Anemia is a condition of the blood in which the number of healthy red blood cells is very low to meet the oxygen requirements of body tissues. It is mainly classified on the basis of erythrocyte morphology, physiology and probable etiology. The classification based on morphology of red blood cells takes into account the size of erythrocytes. Under this category microcytic anemia occurs if the red blood cells are smaller than normal.
Normocytic anemia is present if the red blood cells have the normal size but lower in number whereas macrocytic anemia occurs when the red blood cells are larger than normal. Based on etiology, various conditions are considered which result in either blood loss, excessive destruction of red blood cells and decreased or impaired production of red blood cells. On the same note, the physiological classification is based on hemoglobin level and occurs in three stages. These include the mild stage in which the Hb level is 110-90g/l, moderate stage in which Hb level is 90-70g/l, and severe stage in which Hb level is Laboratory criteria (Makama, 2010).
The three types of anemia are iron-deficiency anemia caused by blood loss such as in cases of heavy or prolonged menstrual periods, insufficient iron supply or underutilization of iron in the body. Aplastic anemia is caused by inability of the bone marrow to produce enough erythrocytes, platelets and white blood cells. Sickle-cell anemia is caused by a hereditary defect which affects Hb production in which the red blood cells assume an abnormal crescent shape.
It is worth noting that the most common type of anemia in the United States is iron-deficiency anemia since most women are of child bearing age and experience excessive blood loss during menses.
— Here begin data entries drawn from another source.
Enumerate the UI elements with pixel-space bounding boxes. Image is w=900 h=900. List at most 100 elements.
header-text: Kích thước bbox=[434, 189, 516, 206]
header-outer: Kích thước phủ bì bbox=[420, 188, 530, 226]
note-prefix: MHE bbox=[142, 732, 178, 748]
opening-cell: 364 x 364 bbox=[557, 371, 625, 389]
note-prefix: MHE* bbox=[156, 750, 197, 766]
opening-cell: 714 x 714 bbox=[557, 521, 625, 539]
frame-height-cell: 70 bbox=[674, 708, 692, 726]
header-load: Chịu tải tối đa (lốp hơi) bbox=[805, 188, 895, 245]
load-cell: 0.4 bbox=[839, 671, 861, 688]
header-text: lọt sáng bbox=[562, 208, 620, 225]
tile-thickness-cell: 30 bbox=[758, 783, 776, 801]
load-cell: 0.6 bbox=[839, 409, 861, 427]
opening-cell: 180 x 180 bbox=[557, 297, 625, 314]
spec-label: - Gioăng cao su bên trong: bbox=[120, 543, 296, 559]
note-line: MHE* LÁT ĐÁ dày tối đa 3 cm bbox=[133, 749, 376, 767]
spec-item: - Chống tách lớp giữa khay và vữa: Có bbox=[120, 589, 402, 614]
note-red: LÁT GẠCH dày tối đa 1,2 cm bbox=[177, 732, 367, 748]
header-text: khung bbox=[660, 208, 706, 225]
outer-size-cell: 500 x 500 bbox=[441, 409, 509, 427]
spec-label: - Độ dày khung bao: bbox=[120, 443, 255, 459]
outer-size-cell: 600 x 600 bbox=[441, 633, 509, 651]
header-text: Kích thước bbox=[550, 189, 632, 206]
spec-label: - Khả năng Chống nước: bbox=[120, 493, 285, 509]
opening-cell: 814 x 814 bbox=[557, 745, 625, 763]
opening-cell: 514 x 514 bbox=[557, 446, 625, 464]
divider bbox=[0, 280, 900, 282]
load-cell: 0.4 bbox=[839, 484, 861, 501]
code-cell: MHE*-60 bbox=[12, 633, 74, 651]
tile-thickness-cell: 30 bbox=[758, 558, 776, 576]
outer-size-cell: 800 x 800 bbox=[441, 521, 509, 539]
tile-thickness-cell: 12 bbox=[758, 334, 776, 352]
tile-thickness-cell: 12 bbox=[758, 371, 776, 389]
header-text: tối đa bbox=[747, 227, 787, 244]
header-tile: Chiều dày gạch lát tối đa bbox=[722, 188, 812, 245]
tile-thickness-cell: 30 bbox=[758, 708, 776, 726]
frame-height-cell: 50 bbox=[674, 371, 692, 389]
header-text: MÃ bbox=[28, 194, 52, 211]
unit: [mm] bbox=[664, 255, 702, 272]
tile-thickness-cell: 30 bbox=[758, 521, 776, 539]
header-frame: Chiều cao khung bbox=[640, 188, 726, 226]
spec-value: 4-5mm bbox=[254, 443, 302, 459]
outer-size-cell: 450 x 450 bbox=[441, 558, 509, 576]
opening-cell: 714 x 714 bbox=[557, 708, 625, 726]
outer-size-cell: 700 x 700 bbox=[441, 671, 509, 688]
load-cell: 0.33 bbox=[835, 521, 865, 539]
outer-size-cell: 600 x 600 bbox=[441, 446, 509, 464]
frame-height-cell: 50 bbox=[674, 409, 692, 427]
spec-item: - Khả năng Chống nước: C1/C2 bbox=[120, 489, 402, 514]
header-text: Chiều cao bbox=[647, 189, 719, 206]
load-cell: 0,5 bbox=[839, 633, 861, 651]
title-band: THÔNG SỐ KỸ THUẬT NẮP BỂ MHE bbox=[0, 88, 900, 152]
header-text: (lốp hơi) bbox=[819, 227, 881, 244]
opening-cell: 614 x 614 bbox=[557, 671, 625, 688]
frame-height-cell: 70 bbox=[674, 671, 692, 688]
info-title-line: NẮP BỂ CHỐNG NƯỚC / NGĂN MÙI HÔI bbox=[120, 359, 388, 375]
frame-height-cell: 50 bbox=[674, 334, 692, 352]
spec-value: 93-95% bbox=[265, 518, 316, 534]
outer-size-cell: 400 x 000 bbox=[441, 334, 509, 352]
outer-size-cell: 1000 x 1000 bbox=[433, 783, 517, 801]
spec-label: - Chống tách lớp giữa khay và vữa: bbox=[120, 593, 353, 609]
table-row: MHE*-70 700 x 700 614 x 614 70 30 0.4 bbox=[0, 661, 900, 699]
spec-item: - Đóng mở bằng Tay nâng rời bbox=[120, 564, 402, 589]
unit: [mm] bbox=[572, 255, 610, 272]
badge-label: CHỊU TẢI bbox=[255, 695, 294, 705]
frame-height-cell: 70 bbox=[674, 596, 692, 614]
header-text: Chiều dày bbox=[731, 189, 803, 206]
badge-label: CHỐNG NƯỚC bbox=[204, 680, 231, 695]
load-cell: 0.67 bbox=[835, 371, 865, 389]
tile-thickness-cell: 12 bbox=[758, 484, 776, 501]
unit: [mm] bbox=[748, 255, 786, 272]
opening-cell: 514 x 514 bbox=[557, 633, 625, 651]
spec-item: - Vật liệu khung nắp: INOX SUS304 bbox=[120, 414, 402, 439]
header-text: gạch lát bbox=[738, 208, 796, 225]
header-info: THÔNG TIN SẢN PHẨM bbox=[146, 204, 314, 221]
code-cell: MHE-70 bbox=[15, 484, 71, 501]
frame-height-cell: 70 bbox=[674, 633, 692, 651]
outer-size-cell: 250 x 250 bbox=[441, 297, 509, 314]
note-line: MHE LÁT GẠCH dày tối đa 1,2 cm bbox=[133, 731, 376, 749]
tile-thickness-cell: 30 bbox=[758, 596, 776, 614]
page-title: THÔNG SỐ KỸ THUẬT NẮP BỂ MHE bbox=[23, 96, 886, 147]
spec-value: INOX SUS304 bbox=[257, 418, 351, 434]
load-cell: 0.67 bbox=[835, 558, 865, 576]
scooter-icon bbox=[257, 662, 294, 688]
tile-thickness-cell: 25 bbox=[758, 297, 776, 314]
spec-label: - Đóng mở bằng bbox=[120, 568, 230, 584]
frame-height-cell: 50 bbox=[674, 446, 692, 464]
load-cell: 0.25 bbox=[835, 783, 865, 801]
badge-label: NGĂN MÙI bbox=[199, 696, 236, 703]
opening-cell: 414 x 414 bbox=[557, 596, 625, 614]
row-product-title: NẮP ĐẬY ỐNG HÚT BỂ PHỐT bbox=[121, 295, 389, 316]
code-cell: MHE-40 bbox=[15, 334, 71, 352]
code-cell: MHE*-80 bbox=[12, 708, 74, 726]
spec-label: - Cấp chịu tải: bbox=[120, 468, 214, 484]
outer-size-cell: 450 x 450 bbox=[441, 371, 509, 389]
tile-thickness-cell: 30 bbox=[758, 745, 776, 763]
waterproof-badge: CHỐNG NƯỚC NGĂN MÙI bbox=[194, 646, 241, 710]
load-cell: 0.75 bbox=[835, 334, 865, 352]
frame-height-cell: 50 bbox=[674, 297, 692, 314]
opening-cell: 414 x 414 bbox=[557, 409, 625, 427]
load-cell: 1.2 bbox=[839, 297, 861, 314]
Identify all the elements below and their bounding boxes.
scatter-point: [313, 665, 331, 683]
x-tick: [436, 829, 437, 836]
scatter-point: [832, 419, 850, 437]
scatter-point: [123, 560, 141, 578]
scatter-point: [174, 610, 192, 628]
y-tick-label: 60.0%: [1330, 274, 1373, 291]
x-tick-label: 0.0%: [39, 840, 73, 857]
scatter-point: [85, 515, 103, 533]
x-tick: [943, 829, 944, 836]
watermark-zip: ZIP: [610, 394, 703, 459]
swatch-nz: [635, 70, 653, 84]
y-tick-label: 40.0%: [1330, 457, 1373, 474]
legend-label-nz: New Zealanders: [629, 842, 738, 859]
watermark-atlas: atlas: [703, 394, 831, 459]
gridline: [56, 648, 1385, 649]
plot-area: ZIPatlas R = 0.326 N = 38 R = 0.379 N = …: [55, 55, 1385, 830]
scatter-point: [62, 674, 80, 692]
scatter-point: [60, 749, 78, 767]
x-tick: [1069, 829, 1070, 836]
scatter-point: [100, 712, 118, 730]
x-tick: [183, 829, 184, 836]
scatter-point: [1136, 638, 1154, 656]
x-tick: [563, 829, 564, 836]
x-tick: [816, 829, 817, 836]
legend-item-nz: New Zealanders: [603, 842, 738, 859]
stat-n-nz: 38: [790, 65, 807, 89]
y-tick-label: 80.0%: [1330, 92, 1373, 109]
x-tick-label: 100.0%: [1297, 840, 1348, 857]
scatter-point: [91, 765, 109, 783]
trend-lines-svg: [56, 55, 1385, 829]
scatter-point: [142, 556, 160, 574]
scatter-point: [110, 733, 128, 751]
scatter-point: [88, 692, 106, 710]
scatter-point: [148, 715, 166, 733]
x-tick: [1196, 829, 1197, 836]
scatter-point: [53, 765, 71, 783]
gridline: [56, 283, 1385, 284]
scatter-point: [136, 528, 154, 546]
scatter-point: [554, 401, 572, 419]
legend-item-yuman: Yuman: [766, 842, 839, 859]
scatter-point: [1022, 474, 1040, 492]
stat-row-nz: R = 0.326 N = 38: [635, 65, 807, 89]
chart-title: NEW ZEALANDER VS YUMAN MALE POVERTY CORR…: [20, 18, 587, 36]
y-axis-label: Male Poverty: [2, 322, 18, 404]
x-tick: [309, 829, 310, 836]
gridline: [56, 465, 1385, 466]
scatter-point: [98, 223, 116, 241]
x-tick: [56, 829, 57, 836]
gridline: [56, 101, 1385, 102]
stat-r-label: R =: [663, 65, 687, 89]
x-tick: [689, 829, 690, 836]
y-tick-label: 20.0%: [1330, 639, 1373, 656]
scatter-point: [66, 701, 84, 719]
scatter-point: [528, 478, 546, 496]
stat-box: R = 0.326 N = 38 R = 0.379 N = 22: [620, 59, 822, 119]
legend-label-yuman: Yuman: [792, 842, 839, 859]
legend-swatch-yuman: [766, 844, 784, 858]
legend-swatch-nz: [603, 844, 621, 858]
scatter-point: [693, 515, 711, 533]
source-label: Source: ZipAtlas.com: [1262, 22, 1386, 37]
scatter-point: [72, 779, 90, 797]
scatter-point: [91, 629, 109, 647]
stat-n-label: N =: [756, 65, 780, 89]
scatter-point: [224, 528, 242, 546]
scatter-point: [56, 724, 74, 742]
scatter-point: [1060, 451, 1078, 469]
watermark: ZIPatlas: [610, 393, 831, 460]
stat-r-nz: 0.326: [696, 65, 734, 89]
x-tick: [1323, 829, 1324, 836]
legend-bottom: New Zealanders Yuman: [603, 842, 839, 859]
Similarly, the signs and symptoms of this type of anemia are pale skin, fatigue, headache, dizziness, gastrointestinal disturbances, and dry mouth. Its treatment involves intake of iron rich diet including iron supplements (bodyandhealth.canada.com, 2009).
DIC is an acronym that stands for disseminated intravascular coagulation. It is a serious disorder in which proteins which control blood clotting become abnormally active resulting in formation of blood clots within blood vessels. The clogging of blood vessels cuts off blood supply to various organs such as the brain, liver and kidneys. DIC can be caused by certain types of blood cancer, blood infection by fungus or bacteria and blood transfusion reactions. Clinical manifestations include excessive hemorrhage, hypertension, and blood clots. DIC can be treated by using plasma transfusions to replace blood clotting factors. Also heparin may be used to prevent blood clotting (nlm.nih.gov, 2010).